Как реагирует среднестатистический анархист, когда некто пахнущий другой стаей находит хвалебные слова для его либертарного проекта? Например, ремесленник из собрания среднего класса Христианско-демократического союза?

Он сердится и озабоченно спрашивает себя, что же он сделал не так? Но почему же? Не были ли анархисты всегда горды тем, что их идеи дружественны людям, их образ мышления прост, их образ действия прям, а их намерения позитивны? Идеи взаимопомощи, самоорганизации, прямого действия и акратии, например. Почему же, во имя всего святого, такие позитивные анархистские перлы должны приниматься на ура только анархистами? Это подозрительно, когда анархистские модели признаются и за своими границами? Кажется, что так.

Стигматизированные изоляцией на протяжение десятилетий, оглуплённые горько-сладким ядом угла обиженных маргинальных групп, поза огораживающегося всезнайки, кажется, как раз становится добродетелью находить верный курс в прямой пропорциональности отвержения «другими». И что ещё хуже: очевидно, анархисты сверх того почти полностью вытеснили те фазы своей истории и идентичности, когда они действовали со своим социальным окружением в одном ритме. Те редкие, но довольно важные моменты, в которые им удавалось выйти из теневого существования и перенести свои утопии прямо в реальную жизнь. События подобные испанской революции, аргентинским бунтам и восстанию на Украине всё ещё охотно вспоминаются, но, к сожалению, всё чаще в смысле ритуального и похожего на молитвенное колесо цитирования. Их собственный характер, их предпосылки и динамика при этом почти со стыдом замалчиваются.

Интерес к плакативному былой славы стоит зачастую выше вопроса о значении такого опыта для нашей реальности здесь и сейчас: пропаганда вместо парадигмы.

Чтобы выразить это точно: в современных анархистских кругах в наших краях как правило более популярно жаться к героическим и туманным клише, чем серьёзно (и соответственно так же нелегко) применить уроки тех воплощённых утопий к нашей сегодняшней ситуации.

Этого недостаточно – снова и снова говорить, что анархия возможна, и что 50 лет назад уже раз удалось осуществить первые, великолепные шаги в масштабах современного массового общества. Независимо от дефицитов и противоречий тех революций, нужно постоянно отваживаться на отступление, найти и вытащить на свет те банальные и не особенно захватывающие схемы нитей из-за блестящих картин. Если этого не происходит, анархистское движение становится церковью блаженных мифов и опускается до традиционного кружка в самостоятельно построенном гетто.

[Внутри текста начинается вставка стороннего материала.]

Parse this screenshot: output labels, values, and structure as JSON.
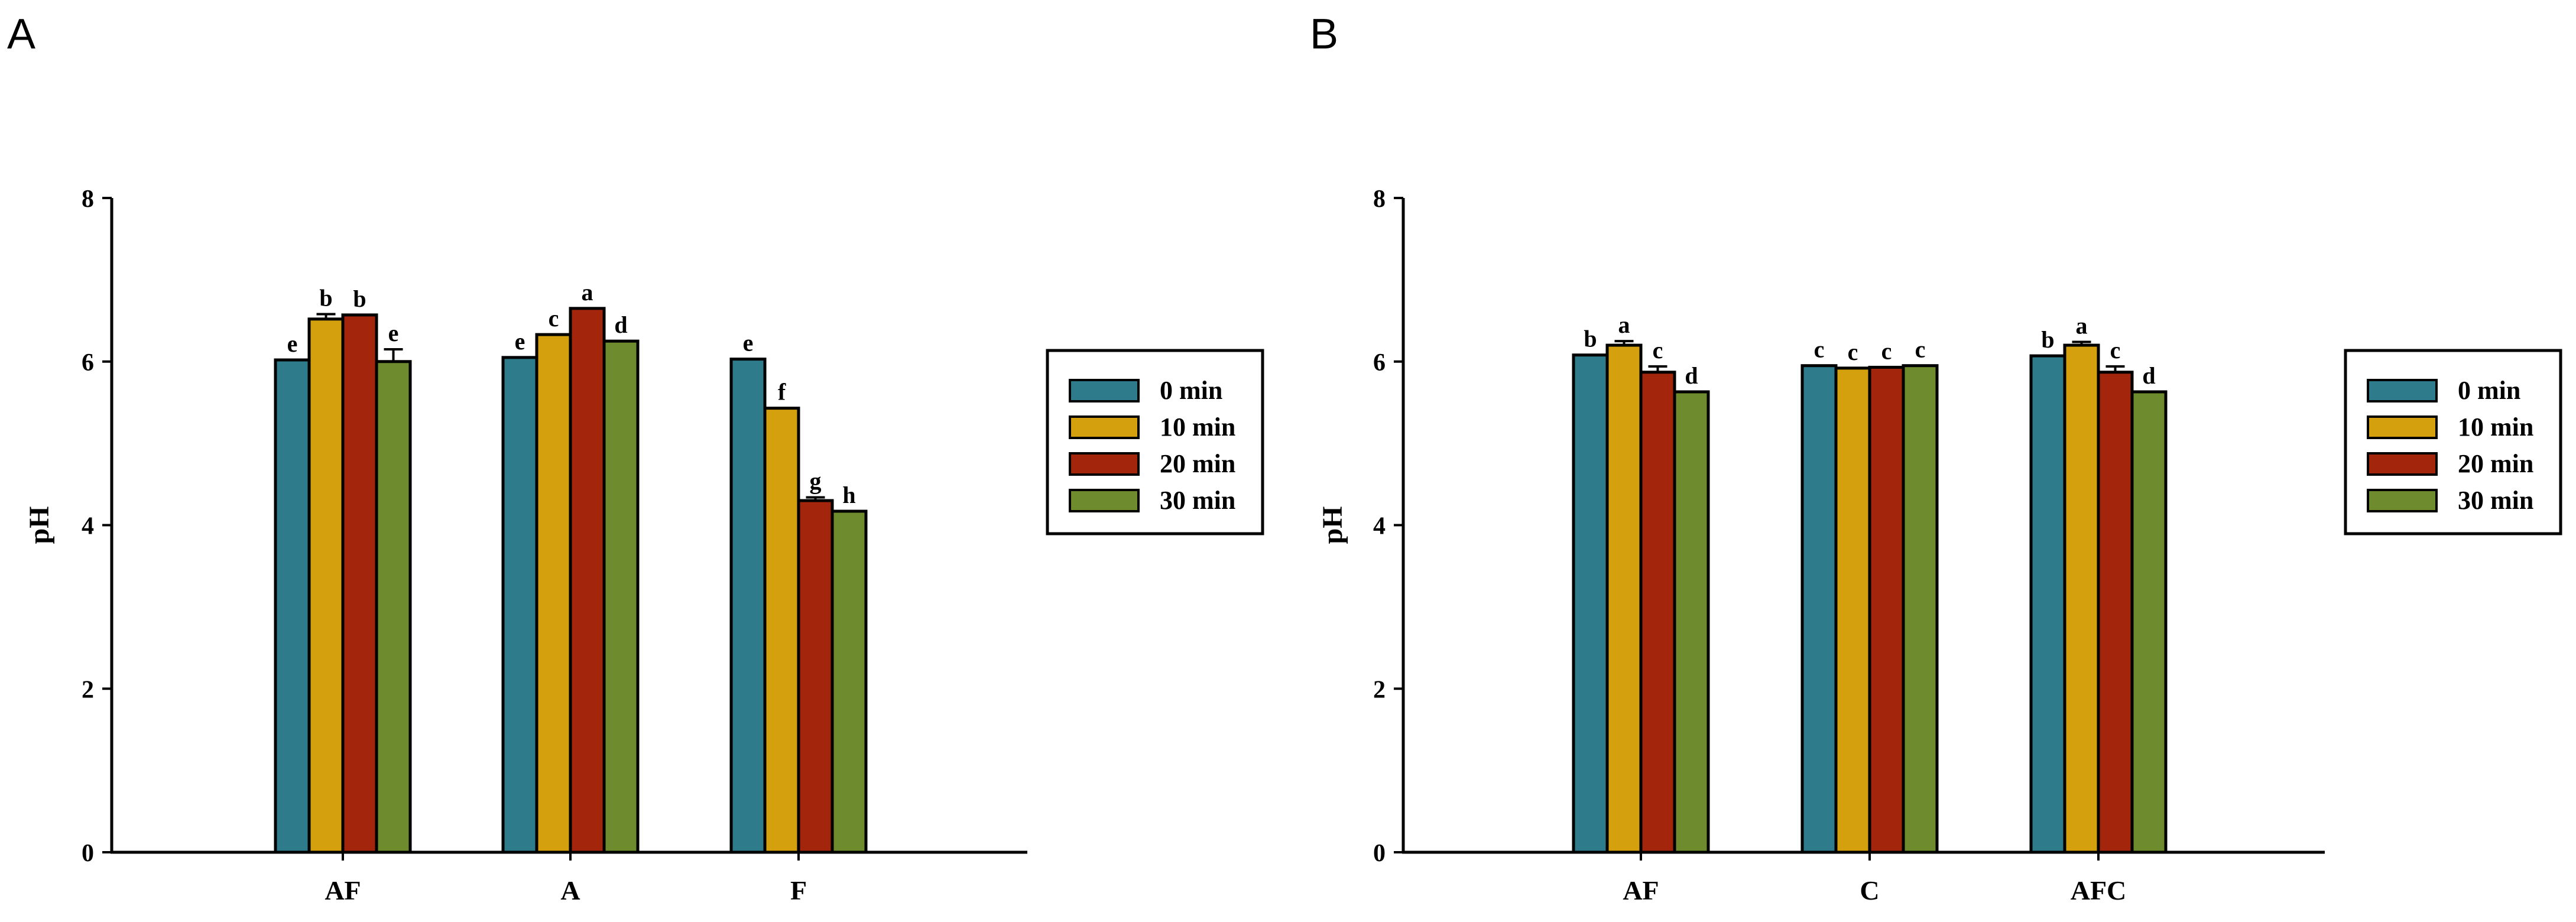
{
  "chart_data": [
    {
      "panel": "A",
      "type": "bar",
      "ylabel": "pH",
      "xlabel": "",
      "ylim": [
        0,
        8
      ],
      "yticks": [
        0,
        2,
        4,
        6,
        8
      ],
      "categories": [
        "AF",
        "A",
        "F"
      ],
      "legend_position": "right",
      "series": [
        {
          "name": "0 min",
          "color": "#2E7B8C",
          "values": [
            6.02,
            6.05,
            6.03
          ],
          "errors": [
            0.0,
            0.0,
            0.0
          ],
          "letters": [
            "e",
            "e",
            "e"
          ]
        },
        {
          "name": "10 min",
          "color": "#D4A00E",
          "values": [
            6.52,
            6.33,
            5.43
          ],
          "errors": [
            0.06,
            0.0,
            0.0
          ],
          "letters": [
            "b",
            "c",
            "f"
          ]
        },
        {
          "name": "20 min",
          "color": "#A3260C",
          "values": [
            6.57,
            6.65,
            4.3
          ],
          "errors": [
            0.0,
            0.0,
            0.04
          ],
          "letters": [
            "b",
            "a",
            "g"
          ]
        },
        {
          "name": "30 min",
          "color": "#6E8C2E",
          "values": [
            6.0,
            6.25,
            4.17
          ],
          "errors": [
            0.15,
            0.0,
            0.0
          ],
          "letters": [
            "e",
            "d",
            "h"
          ]
        }
      ]
    },
    {
      "panel": "B",
      "type": "bar",
      "ylabel": "pH",
      "xlabel": "",
      "ylim": [
        0,
        8
      ],
      "yticks": [
        0,
        2,
        4,
        6,
        8
      ],
      "categories": [
        "AF",
        "C",
        "AFC"
      ],
      "legend_position": "right",
      "series": [
        {
          "name": "0 min",
          "color": "#2E7B8C",
          "values": [
            6.08,
            5.95,
            6.07
          ],
          "errors": [
            0.0,
            0.0,
            0.0
          ],
          "letters": [
            "b",
            "c",
            "b"
          ]
        },
        {
          "name": "10 min",
          "color": "#D4A00E",
          "values": [
            6.2,
            5.92,
            6.2
          ],
          "errors": [
            0.05,
            0.0,
            0.04
          ],
          "letters": [
            "a",
            "c",
            "a"
          ]
        },
        {
          "name": "20 min",
          "color": "#A3260C",
          "values": [
            5.87,
            5.93,
            5.87
          ],
          "errors": [
            0.07,
            0.0,
            0.07
          ],
          "letters": [
            "c",
            "c",
            "c"
          ]
        },
        {
          "name": "30 min",
          "color": "#6E8C2E",
          "values": [
            5.63,
            5.95,
            5.63
          ],
          "errors": [
            0.0,
            0.0,
            0.0
          ],
          "letters": [
            "d",
            "c",
            "d"
          ]
        }
      ]
    }
  ]
}
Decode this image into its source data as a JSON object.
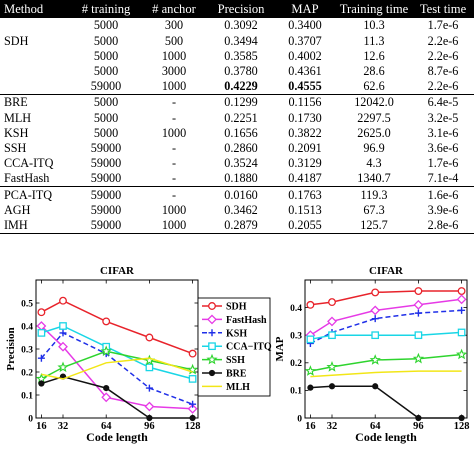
{
  "table": {
    "headers": [
      "Method",
      "# training",
      "# anchor",
      "Precision",
      "MAP",
      "Training time",
      "Test time"
    ],
    "rows": [
      {
        "method": "",
        "training": "5000",
        "anchor": "300",
        "precision": "0.3092",
        "map": "0.3400",
        "train_time": "10.3",
        "test_time": "1.7e-6",
        "group_start": false,
        "bold_prec": false,
        "bold_map": false
      },
      {
        "method": "SDH",
        "training": "5000",
        "anchor": "500",
        "precision": "0.3494",
        "map": "0.3707",
        "train_time": "11.3",
        "test_time": "2.2e-6",
        "group_start": false,
        "bold_prec": false,
        "bold_map": false
      },
      {
        "method": "",
        "training": "5000",
        "anchor": "1000",
        "precision": "0.3585",
        "map": "0.4002",
        "train_time": "12.6",
        "test_time": "2.2e-6",
        "group_start": false,
        "bold_prec": false,
        "bold_map": false
      },
      {
        "method": "",
        "training": "5000",
        "anchor": "3000",
        "precision": "0.3780",
        "map": "0.4361",
        "train_time": "28.6",
        "test_time": "8.7e-6",
        "group_start": false,
        "bold_prec": false,
        "bold_map": false
      },
      {
        "method": "",
        "training": "59000",
        "anchor": "1000",
        "precision": "0.4229",
        "map": "0.4555",
        "train_time": "62.6",
        "test_time": "2.2e-6",
        "group_start": false,
        "bold_prec": true,
        "bold_map": true
      },
      {
        "method": "BRE",
        "training": "5000",
        "anchor": "-",
        "precision": "0.1299",
        "map": "0.1156",
        "train_time": "12042.0",
        "test_time": "6.4e-5",
        "group_start": true,
        "bold_prec": false,
        "bold_map": false
      },
      {
        "method": "MLH",
        "training": "5000",
        "anchor": "-",
        "precision": "0.2251",
        "map": "0.1730",
        "train_time": "2297.5",
        "test_time": "3.2e-5",
        "group_start": false,
        "bold_prec": false,
        "bold_map": false
      },
      {
        "method": "KSH",
        "training": "5000",
        "anchor": "1000",
        "precision": "0.1656",
        "map": "0.3822",
        "train_time": "2625.0",
        "test_time": "3.1e-6",
        "group_start": false,
        "bold_prec": false,
        "bold_map": false
      },
      {
        "method": "SSH",
        "training": "59000",
        "anchor": "-",
        "precision": "0.2860",
        "map": "0.2091",
        "train_time": "96.9",
        "test_time": "3.6e-6",
        "group_start": false,
        "bold_prec": false,
        "bold_map": false
      },
      {
        "method": "CCA-ITQ",
        "training": "59000",
        "anchor": "-",
        "precision": "0.3524",
        "map": "0.3129",
        "train_time": "4.3",
        "test_time": "1.7e-6",
        "group_start": false,
        "bold_prec": false,
        "bold_map": false
      },
      {
        "method": "FastHash",
        "training": "59000",
        "anchor": "-",
        "precision": "0.1880",
        "map": "0.4187",
        "train_time": "1340.7",
        "test_time": "7.1e-4",
        "group_start": false,
        "bold_prec": false,
        "bold_map": false
      },
      {
        "method": "PCA-ITQ",
        "training": "59000",
        "anchor": "-",
        "precision": "0.0160",
        "map": "0.1763",
        "train_time": "119.3",
        "test_time": "1.6e-6",
        "group_start": true,
        "bold_prec": false,
        "bold_map": false
      },
      {
        "method": "AGH",
        "training": "59000",
        "anchor": "1000",
        "precision": "0.3462",
        "map": "0.1513",
        "train_time": "67.3",
        "test_time": "3.9e-6",
        "group_start": false,
        "bold_prec": false,
        "bold_map": false
      },
      {
        "method": "IMH",
        "training": "59000",
        "anchor": "1000",
        "precision": "0.2879",
        "map": "0.2055",
        "train_time": "125.7",
        "test_time": "2.8e-6",
        "group_start": false,
        "bold_prec": false,
        "bold_map": false
      }
    ]
  },
  "chart_data": [
    {
      "type": "line",
      "title": "CIFAR",
      "xlabel": "Code length",
      "ylabel": "Precision",
      "x": [
        16,
        32,
        64,
        96,
        128
      ],
      "xticks": [
        16,
        32,
        64,
        96,
        128
      ],
      "xlim": [
        12,
        132
      ],
      "ylim": [
        0,
        0.6
      ],
      "yticks": [
        0,
        0.1,
        0.2,
        0.3,
        0.4,
        0.5
      ],
      "legend_position": "right",
      "series": [
        {
          "name": "SDH",
          "color": "#e8232b",
          "marker": "circle",
          "dash": "",
          "values": [
            0.46,
            0.51,
            0.42,
            0.35,
            0.28
          ]
        },
        {
          "name": "FastHash",
          "color": "#e63ae6",
          "marker": "diamond",
          "dash": "",
          "values": [
            0.4,
            0.31,
            0.09,
            0.05,
            0.04
          ]
        },
        {
          "name": "KSH",
          "color": "#1f2fe8",
          "marker": "plus",
          "dash": "5,3",
          "values": [
            0.26,
            0.37,
            0.28,
            0.13,
            0.06
          ]
        },
        {
          "name": "CCA−ITQ",
          "color": "#19d6e6",
          "marker": "square",
          "dash": "",
          "values": [
            0.37,
            0.4,
            0.31,
            0.22,
            0.17
          ]
        },
        {
          "name": "SSH",
          "color": "#2ed42e",
          "marker": "star",
          "dash": "",
          "values": [
            0.17,
            0.22,
            0.29,
            0.25,
            0.21
          ]
        },
        {
          "name": "BRE",
          "color": "#111111",
          "marker": "dot",
          "dash": "",
          "values": [
            0.15,
            0.18,
            0.13,
            0.0,
            0.0
          ]
        },
        {
          "name": "MLH",
          "color": "#f2e617",
          "marker": "none",
          "dash": "",
          "values": [
            0.19,
            0.17,
            0.24,
            0.26,
            0.2
          ]
        }
      ]
    },
    {
      "type": "line",
      "title": "CIFAR",
      "xlabel": "Code length",
      "ylabel": "MAP",
      "x": [
        16,
        32,
        64,
        96,
        128
      ],
      "xticks": [
        16,
        32,
        64,
        96,
        128
      ],
      "xlim": [
        12,
        132
      ],
      "ylim": [
        0,
        0.5
      ],
      "yticks": [
        0,
        0.1,
        0.2,
        0.3,
        0.4
      ],
      "series": [
        {
          "name": "SDH",
          "color": "#e8232b",
          "marker": "circle",
          "dash": "",
          "values": [
            0.41,
            0.42,
            0.455,
            0.46,
            0.46
          ]
        },
        {
          "name": "FastHash",
          "color": "#e63ae6",
          "marker": "diamond",
          "dash": "",
          "values": [
            0.3,
            0.35,
            0.39,
            0.41,
            0.43
          ]
        },
        {
          "name": "KSH",
          "color": "#1f2fe8",
          "marker": "plus",
          "dash": "5,3",
          "values": [
            0.27,
            0.31,
            0.36,
            0.38,
            0.39
          ]
        },
        {
          "name": "CCA−ITQ",
          "color": "#19d6e6",
          "marker": "square",
          "dash": "",
          "values": [
            0.285,
            0.3,
            0.3,
            0.3,
            0.31
          ]
        },
        {
          "name": "SSH",
          "color": "#2ed42e",
          "marker": "star",
          "dash": "",
          "values": [
            0.17,
            0.185,
            0.21,
            0.215,
            0.23
          ]
        },
        {
          "name": "BRE",
          "color": "#111111",
          "marker": "dot",
          "dash": "",
          "values": [
            0.11,
            0.115,
            0.115,
            0.0,
            0.0
          ]
        },
        {
          "name": "MLH",
          "color": "#f2e617",
          "marker": "none",
          "dash": "",
          "values": [
            0.15,
            0.155,
            0.165,
            0.17,
            0.17
          ]
        }
      ]
    }
  ]
}
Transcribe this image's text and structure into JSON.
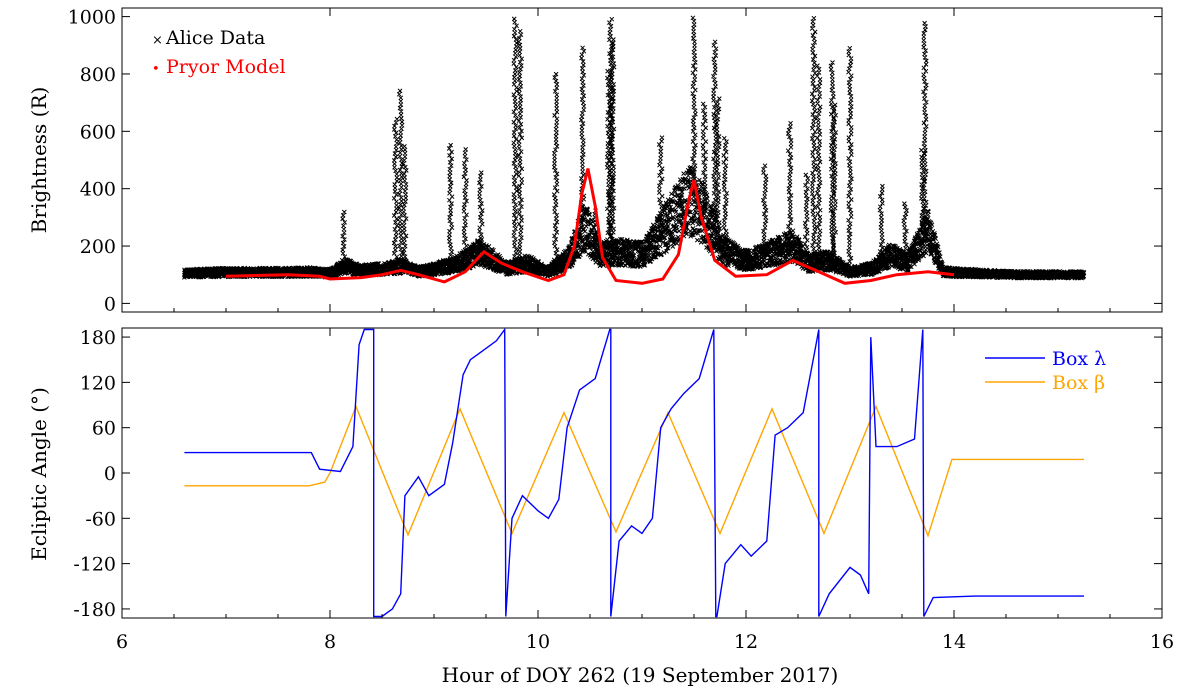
{
  "figure": {
    "xlabel": "Hour of DOY 262 (19 September 2017)",
    "xticks": [
      "6",
      "8",
      "10",
      "12",
      "14",
      "16"
    ]
  },
  "chart_data": [
    {
      "type": "scatter",
      "ylabel": "Brightness (R)",
      "xlim": [
        6,
        16
      ],
      "ylim": [
        -30,
        1030
      ],
      "yticks": [
        "0",
        "200",
        "400",
        "600",
        "800",
        "1000"
      ],
      "ytick_values": [
        0,
        200,
        400,
        600,
        800,
        1000
      ],
      "legend_position": "top-left",
      "colors": {
        "data": "#000000",
        "model": "#ff0000"
      },
      "series": [
        {
          "name": "Alice Data",
          "marker": "x",
          "description_points": "dense series, baseline around 100 R",
          "baseline_x": [
            6.6,
            7.0,
            7.5,
            7.8,
            8.0,
            8.15,
            8.3,
            8.5,
            8.7,
            8.85,
            9.0,
            9.2,
            9.45,
            9.7,
            9.9,
            10.1,
            10.3,
            10.45,
            10.6,
            10.8,
            11.0,
            11.2,
            11.4,
            11.5,
            11.6,
            11.8,
            12.0,
            12.2,
            12.45,
            12.6,
            12.8,
            13.0,
            13.2,
            13.4,
            13.55,
            13.75,
            13.9,
            14.2,
            14.6,
            15.0,
            15.25
          ],
          "baseline_y": [
            105,
            108,
            108,
            110,
            105,
            130,
            115,
            120,
            130,
            110,
            120,
            135,
            180,
            120,
            140,
            110,
            160,
            270,
            170,
            180,
            170,
            250,
            340,
            360,
            300,
            180,
            150,
            170,
            200,
            140,
            150,
            110,
            120,
            170,
            140,
            250,
            110,
            105,
            100,
            100,
            100
          ],
          "spikes": [
            [
              8.13,
              320
            ],
            [
              8.68,
              750
            ],
            [
              8.63,
              650
            ],
            [
              8.72,
              550
            ],
            [
              9.16,
              560
            ],
            [
              9.3,
              540
            ],
            [
              9.45,
              460
            ],
            [
              9.78,
              1000
            ],
            [
              9.83,
              960
            ],
            [
              10.17,
              800
            ],
            [
              10.43,
              900
            ],
            [
              10.55,
              330
            ],
            [
              10.7,
              1000
            ],
            [
              10.72,
              920
            ],
            [
              10.68,
              820
            ],
            [
              11.18,
              590
            ],
            [
              11.38,
              380
            ],
            [
              11.5,
              1000
            ],
            [
              11.6,
              700
            ],
            [
              11.7,
              920
            ],
            [
              11.73,
              720
            ],
            [
              11.8,
              580
            ],
            [
              12.18,
              480
            ],
            [
              12.42,
              640
            ],
            [
              12.58,
              450
            ],
            [
              12.65,
              1000
            ],
            [
              12.7,
              830
            ],
            [
              12.83,
              850
            ],
            [
              12.85,
              700
            ],
            [
              13.0,
              890
            ],
            [
              13.3,
              420
            ],
            [
              13.53,
              350
            ],
            [
              13.7,
              540
            ],
            [
              13.72,
              980
            ]
          ]
        },
        {
          "name": "Pryor Model",
          "x": [
            7.0,
            7.6,
            7.9,
            8.0,
            8.3,
            8.5,
            8.68,
            8.85,
            9.1,
            9.3,
            9.48,
            9.65,
            9.85,
            10.1,
            10.25,
            10.35,
            10.42,
            10.48,
            10.55,
            10.62,
            10.75,
            11.0,
            11.2,
            11.35,
            11.45,
            11.5,
            11.57,
            11.7,
            11.9,
            12.2,
            12.45,
            12.7,
            12.95,
            13.2,
            13.45,
            13.75,
            14.0
          ],
          "y": [
            95,
            100,
            95,
            85,
            90,
            100,
            115,
            100,
            75,
            110,
            180,
            140,
            110,
            80,
            100,
            200,
            380,
            470,
            340,
            160,
            80,
            70,
            85,
            170,
            360,
            430,
            300,
            150,
            95,
            100,
            150,
            110,
            70,
            80,
            100,
            110,
            100
          ]
        }
      ],
      "legend": [
        "Alice Data",
        "Pryor Model"
      ]
    },
    {
      "type": "line",
      "ylabel": "Ecliptic Angle (°)",
      "xlim": [
        6,
        16
      ],
      "ylim": [
        -192,
        192
      ],
      "yticks": [
        "180",
        "120",
        "60",
        "0",
        "-60",
        "-120",
        "-180"
      ],
      "ytick_values": [
        180,
        120,
        60,
        0,
        -60,
        -120,
        -180
      ],
      "legend_position": "top-right",
      "colors": {
        "lambda": "#0000ff",
        "beta": "#ffa500"
      },
      "series": [
        {
          "name": "Box λ",
          "x": [
            6.6,
            7.82,
            7.9,
            8.1,
            8.22,
            8.28,
            8.33,
            8.42,
            8.42,
            8.5,
            8.6,
            8.68,
            8.72,
            8.85,
            8.95,
            9.1,
            9.18,
            9.28,
            9.35,
            9.45,
            9.6,
            9.68,
            9.69,
            9.69,
            9.75,
            9.85,
            10.0,
            10.1,
            10.2,
            10.28,
            10.4,
            10.55,
            10.69,
            10.7,
            10.7,
            10.78,
            10.9,
            11.0,
            11.1,
            11.18,
            11.28,
            11.4,
            11.55,
            11.69,
            11.71,
            11.72,
            11.8,
            11.95,
            12.05,
            12.2,
            12.28,
            12.4,
            12.55,
            12.66,
            12.7,
            12.7,
            12.8,
            13.0,
            13.1,
            13.18,
            13.2,
            13.25,
            13.45,
            13.62,
            13.7,
            13.71,
            13.8,
            14.2,
            15.25
          ],
          "y": [
            27,
            27,
            5,
            2,
            35,
            170,
            190,
            190,
            -190,
            -190,
            -180,
            -160,
            -30,
            -5,
            -30,
            -15,
            40,
            130,
            150,
            160,
            175,
            190,
            -190,
            -190,
            -60,
            -30,
            -50,
            -60,
            -35,
            60,
            110,
            125,
            190,
            190,
            -190,
            -90,
            -70,
            -80,
            -60,
            60,
            85,
            105,
            125,
            190,
            -190,
            -190,
            -120,
            -95,
            -110,
            -90,
            50,
            60,
            80,
            160,
            190,
            -190,
            -160,
            -125,
            -135,
            -160,
            180,
            35,
            35,
            45,
            190,
            -190,
            -165,
            -163,
            -163
          ]
        },
        {
          "name": "Box β",
          "x": [
            6.6,
            7.8,
            7.95,
            8.0,
            8.25,
            8.75,
            9.25,
            9.75,
            10.25,
            10.75,
            11.25,
            11.75,
            12.25,
            12.75,
            13.25,
            13.75,
            13.98,
            15.25
          ],
          "y": [
            -17,
            -17,
            -12,
            0,
            88,
            -82,
            85,
            -80,
            80,
            -78,
            80,
            -80,
            85,
            -80,
            88,
            -83,
            18,
            18
          ]
        }
      ],
      "legend": [
        "Box λ",
        "Box β"
      ]
    }
  ]
}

Эта печальная перспектива может и не испугать некоторых анархистов – тех, которые уже устроились в гетто, и которым сектантский характер их движения обещает душевный комфорт. Но всех остальных, для которых привлекательность анархистского движения состоит не в просто философских упражнений мысли или в периодических пафосно-провокативных жестах, а в призвании действительно осуществить утопию, это состояние должно тревожить.

Тех анархистов, для которых практика стоит выше жеста (к которым я отношу и себя), безусловно, стало в последние годы больше. Начиная с самокритичного анализа (как например, на интернациональных встречах в Венеции, Мельбурне, Чикаго, Франкфурте или Сеуле), с артикуляции своего дискомфорта и развития новых идей, они уже нашли путь к практике. По всему миру, с бодро нарастающей тенденцией и неустанной фантазией, они экспереминтируют с необычными идеями. Проекты и определяющие направление модели является первыми попытками идти по длинному пути.

У всех них общее одно – вон из гетто, прямиком в жизнь, анархия, которую можно потрогать прямо за дверью, понятные пути, простая доступность для каждого и каждой.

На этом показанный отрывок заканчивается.